Solicitor General Noel Francisco has argued on behalf of the administration that if these unaccompanied minors want an abortion, all they need to do is “self-deport” and go get one. The administration also argues it has a First Amendment right to disclose an unaccompanied minor’s abortion to reportedly abusive relatives. State attorneys general from Texas and elsewhere argue these minors don’t even qualify as full “people” under the law, but that their developing fetuses do.
Those are not the only fringe legal arguments the administration and its allies are making. Francisco’s office has asked the Roberts Court to discipline attorneys from the American Civil Liberties Union for their actions in representing the undocumented minors. He has not cited a single legal authority to justify the disciplinary request. On Friday, the Roberts Court considered that request, along with the one by the administration to step in and vacate the lower court ruling that cleared the path for Doe, the first undocumented minor to sue for an abortion, to access one. It has not yet made a decision.

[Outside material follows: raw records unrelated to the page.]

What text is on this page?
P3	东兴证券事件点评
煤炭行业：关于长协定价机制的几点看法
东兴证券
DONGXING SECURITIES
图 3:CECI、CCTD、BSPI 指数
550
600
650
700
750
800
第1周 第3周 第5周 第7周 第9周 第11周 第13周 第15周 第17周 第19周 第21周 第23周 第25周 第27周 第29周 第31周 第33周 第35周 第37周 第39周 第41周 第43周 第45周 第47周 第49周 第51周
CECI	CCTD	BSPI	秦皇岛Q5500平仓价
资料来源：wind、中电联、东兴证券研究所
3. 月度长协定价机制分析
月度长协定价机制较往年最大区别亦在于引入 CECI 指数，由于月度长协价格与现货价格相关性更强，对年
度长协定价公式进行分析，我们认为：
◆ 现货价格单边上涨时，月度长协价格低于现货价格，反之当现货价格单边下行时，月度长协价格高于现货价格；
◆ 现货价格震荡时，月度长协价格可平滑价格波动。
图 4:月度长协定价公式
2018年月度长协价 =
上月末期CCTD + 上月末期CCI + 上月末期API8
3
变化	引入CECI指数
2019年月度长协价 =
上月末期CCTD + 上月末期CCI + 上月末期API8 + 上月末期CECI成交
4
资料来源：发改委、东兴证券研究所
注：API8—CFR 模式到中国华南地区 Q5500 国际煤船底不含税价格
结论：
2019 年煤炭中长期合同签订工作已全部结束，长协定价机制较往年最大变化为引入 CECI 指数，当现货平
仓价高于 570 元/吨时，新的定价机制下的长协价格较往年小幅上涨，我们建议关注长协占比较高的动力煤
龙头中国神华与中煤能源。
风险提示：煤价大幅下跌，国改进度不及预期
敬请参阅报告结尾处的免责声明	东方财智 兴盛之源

In its court filings, the Trump administration argues that the court of appeals was wrong to rule against its policy of denying those in its custody access to abortion care, because there is no legal duty for the administration to “facilitate” access to abortion. Additionally, the administration argues, because Doe already had an abortion, and because her attorneys helped her get this abortion, her legal claim is now moot and the administration should not be subject to the consequences of that prior order—even if there are other similar, documented cases of others being denied access to legal care. That would mean, among other things, that any other minor in ORR custody and seeking an abortion would have to sue to gain access to one, with that minor’s attorneys starting from legal “scratch” each time.
In other words, the administration wants the Supreme Court to void the legal pathway Doe’s case opened up for other undocumented minors in federal custody to access abortions they are entitled to under the law. And it wants the Court to do so in part to punish Doe’s attorneys—through fines, suspension of licenses, or whatever else the Court deemed necessary—for doing their job effectively.
Not a single career attorney in the Solicitor General’s Office signed onto the administration’s request. Maybe that is because the administration sees this case as so important that it wants only its top litigator handling it. Or, maybe it’s because those attorneys would rather not have their names associated with the legal arguments the administration is advancing.
Whatever the reason, the action is evidence of the administration’s intent on making abortion impossible to access in whatever ways it can, and regardless of the law. And it’s evidence of the Trump administration’s desire to use agency action—such as ORR’s policy—to change the law.
So far, the federal courts have blocked these efforts. But will the Gorsuch Court eventually bless the administration’s forced gestation and birth policies? As of Monday, we are still waiting to find out.